Source of original data:
- Assault: https://wonder.cdc.gov, Compressed Mortality, 2013-2015, ICD-10 codes: X85-Y09 (Assault)
- Poverty: https://www.census.gov/data/tables/time-series/demo/income-poverty/historical-poverty-people.html, Table 19. Percent of Persons in Poverty, by State, 2013-2015
I generated a csv file combined.csv using SQLite (see here for the SQL queries), which contains 4 columns:
- State: State names
- Year: Year of the data, 2013-2015
- Assault_Death_Rate: Rates of death from assault per 100,000 (using 2000 U.S. Std. Population), age adjusted
- Poverty_Percentage: Percentage of persons in poverty
Here I will use this combined.csv file for analysis.
# Load libraries
library(lattice)
library(ggplot2)
library(gridExtra)
# Read combined.csv (generated from SQL) into R
combined <- read.csv(file = 'combined.csv', header = TRUE, sep=',')
# Brief look at the data
summary(combined)
State Year Assault_Death_Rate Poverty_Percentage
Alabama : 3 Min. :2013 Min. : 1.300 Min. : 5.50
Alaska : 3 1st Qu.:2013 1st Qu.: 2.900 1st Qu.:10.90
Arizona : 3 Median :2014 Median : 4.700 Median :13.10
Arkansas : 3 Mean :2014 Mean : 5.114 Mean :13.77
California: 3 3rd Qu.:2015 3rd Qu.: 6.500 3rd Qu.:16.43
Colorado : 3 Max. :2015 Max. :17.300 Max. :25.80
(Other) :134
# Barchart of Assault_Death_Rate by State
barchart(Assault_Death_Rate ~ State, data = combined, groups = Year, scales = list(x = list(rot = 90)),
auto.key = list(corner = c(1,0.9)), main = 'Rates of death from assault per 100,000, by State',
par.settings=list(superpose.polygon = list(col = c('darkolivegreen1','darkolivegreen4', 'darkgreen'))))
# Barchart of Poverty_Percentage by State
barchart(Poverty_Percentage ~ State, data = combined, groups = Year, scales = list(x = list(rot = 90)),
auto.key = list(corner = c(1,0.9)), main = 'Percent of Persons in Poverty, by State',
par.settings=list(superpose.polygon = list(col = c('darkolivegreen1','darkolivegreen4', 'darkgreen'))))
The graphs show that for most states, neither Assault_Death_Rate or Poverty_Percentage vary dramatically during 2013-2015. Thus I decided the three year data could be summarized sufficiently by the three-year mean.
# Plot the mean
combined_mean <- aggregate(cbind(Assault_Death_Rate, Poverty_Percentage) ~ State, combined, mean)
head(combined_mean,10)
Alabama | 9.066667 | 17.533333 |
Alaska | 6.100000 | 10.266667 |
Arizona | 5.400000 | 18.733333 |
Arkansas | 7.466667 | 16.133333 |
California | 4.733333 | 14.933333 |
Colorado | 3.466667 | 10.966667 |
Connecticut | 3.100000 | 9.533333 |
Delaware | 6.633333 | 11.100000 |
District of Columbia | 14.133333 | 19.600000 |
Florida | 6.100000 | 15.900000 |
# This is a hacky way to produce a back-to-back horizontal bar plot.

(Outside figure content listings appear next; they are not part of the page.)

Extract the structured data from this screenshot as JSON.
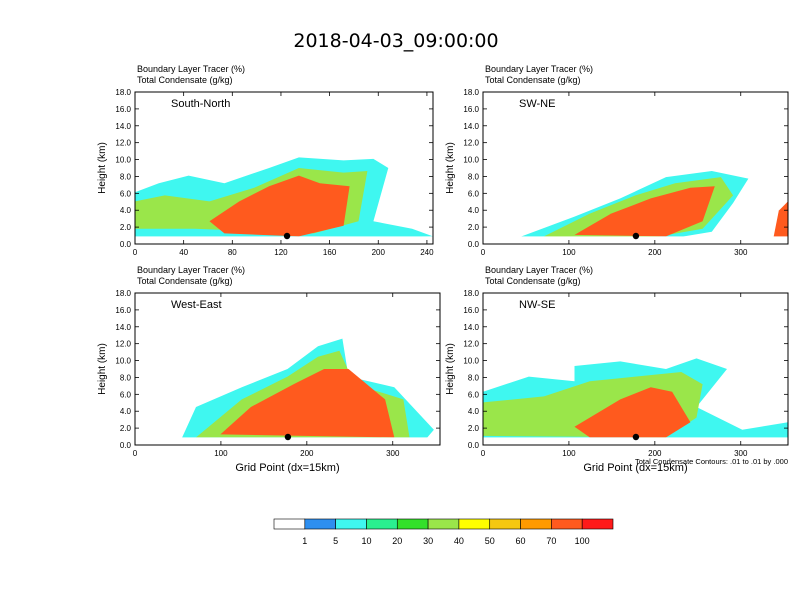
{
  "title": "2018-04-03_09:00:00",
  "footnote": "Total Condensate Contours: .01 to .01 by .000",
  "colorbar": {
    "colors": [
      "#ffffff",
      "#2e8ff0",
      "#3ff7f0",
      "#2af08f",
      "#33e02a",
      "#9ae64a",
      "#ffff00",
      "#f5c811",
      "#ff9a00",
      "#ff5a1e",
      "#ff1a1a"
    ],
    "labels": [
      "1",
      "5",
      "10",
      "20",
      "30",
      "40",
      "50",
      "60",
      "70",
      "100"
    ]
  },
  "chart_data": [
    {
      "type": "heatmap",
      "panel_label": "South-North",
      "subtitle1": "Boundary Layer Tracer   (%)",
      "subtitle2": "Total Condensate   (g/kg)",
      "xlabel": "",
      "ylabel": "Height (km)",
      "xlim": [
        0,
        245
      ],
      "ylim": [
        0,
        18
      ],
      "x_ticks": [
        "0",
        "40",
        "80",
        "120",
        "160",
        "200",
        "240"
      ],
      "x_tick_values": [
        0,
        40,
        80,
        120,
        160,
        200,
        240
      ],
      "y_ticks": [
        "0.0",
        "2.0",
        "4.0",
        "6.0",
        "8.0",
        "10.0",
        "12.0",
        "14.0",
        "16.0",
        "18.0"
      ],
      "marker_x": 125
    },
    {
      "type": "heatmap",
      "panel_label": "SW-NE",
      "subtitle1": "Boundary Layer Tracer   (%)",
      "subtitle2": "Total Condensate   (g/kg)",
      "xlabel": "",
      "ylabel": "Height (km)",
      "xlim": [
        0,
        355
      ],
      "ylim": [
        0,
        18
      ],
      "x_ticks": [
        "0",
        "100",
        "200",
        "300"
      ],
      "x_tick_values": [
        0,
        100,
        200,
        300
      ],
      "y_ticks": [
        "0.0",
        "2.0",
        "4.0",
        "6.0",
        "8.0",
        "10.0",
        "12.0",
        "14.0",
        "16.0",
        "18.0"
      ],
      "marker_x": 178
    },
    {
      "type": "heatmap",
      "panel_label": "West-East",
      "subtitle1": "Boundary Layer Tracer   (%)",
      "subtitle2": "Total Condensate   (g/kg)",
      "xlabel": "Grid Point (dx=15km)",
      "ylabel": "Height (km)",
      "xlim": [
        0,
        355
      ],
      "ylim": [
        0,
        18
      ],
      "x_ticks": [
        "0",
        "100",
        "200",
        "300"
      ],
      "x_tick_values": [
        0,
        100,
        200,
        300
      ],
      "y_ticks": [
        "0.0",
        "2.0",
        "4.0",
        "6.0",
        "8.0",
        "10.0",
        "12.0",
        "14.0",
        "16.0",
        "18.0"
      ],
      "marker_x": 178
    },
    {
      "type": "heatmap",
      "panel_label": "NW-SE",
      "subtitle1": "Boundary Layer Tracer   (%)",
      "subtitle2": "Total Condensate   (g/kg)",
      "xlabel": "Grid Point (dx=15km)",
      "ylabel": "Height (km)",
      "xlim": [
        0,
        355
      ],
      "ylim": [
        0,
        18
      ],
      "x_ticks": [
        "0",
        "100",
        "200",
        "300"
      ],
      "x_tick_values": [
        0,
        100,
        200,
        300
      ],
      "y_ticks": [
        "0.0",
        "2.0",
        "4.0",
        "6.0",
        "8.0",
        "10.0",
        "12.0",
        "14.0",
        "16.0",
        "18.0"
      ],
      "marker_x": 178
    }
  ]
}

p1 <- ggplot(data = combined_mean, aes(x = reorder(State, Poverty_Percentage) , y = Assault_Death_Rate)) +
geom_bar(stat="identity") + coord_flip() + scale_y_reverse() + ggtitle('Assault_Death_Rate') +
theme(axis.ticks.y = element_blank(), axis.text.y = element_blank(), axis.title.y = element_blank(),
axis.title.x = element_blank())
p2 <- ggplot(data = combined_mean, aes(x = reorder(State, Poverty_Percentage), y = Poverty_Percentage)) +
geom_bar(stat="identity") + ggtitle('Poverty_Percentage') + coord_flip() +
theme(axis.ticks.y = element_blank(), axis.title.y = element_blank(), axis.text.y = element_text(hjust=0),
axis.title.x = element_blank())
grid.arrange(p1, p2, ncol=2, widths = c(1.3, 2))
The bar graph above indicates there is correlation between the assault death rate and the poverty rate. The corrlation can be calculated as:
cor(combined_mean$Assault_Death_Rate, combined_mean$Poverty_Percentage)
0.678625334965831
A scatter plot of Assault_Death_Rate ~ Poverty_Percentage suggests they have an approximately linear relationship.
plot(Assault_Death_Rate ~ Poverty_Percentage, data = combined_mean)
abline(lm(Assault_Death_Rate ~ Poverty_Percentage, data = combined_mean))
Of course, in real life there are a lot more nuances we need to consider to fully explore the relationship between the assault death rate and the poverty rate. For example, we may need to ask whether aggregation at the state level is appropriate. And of course correlation does not imply causation. Nevertheless, this exploration of public data set demonstrated the use of SQLite and R as useful open source data analysis tools.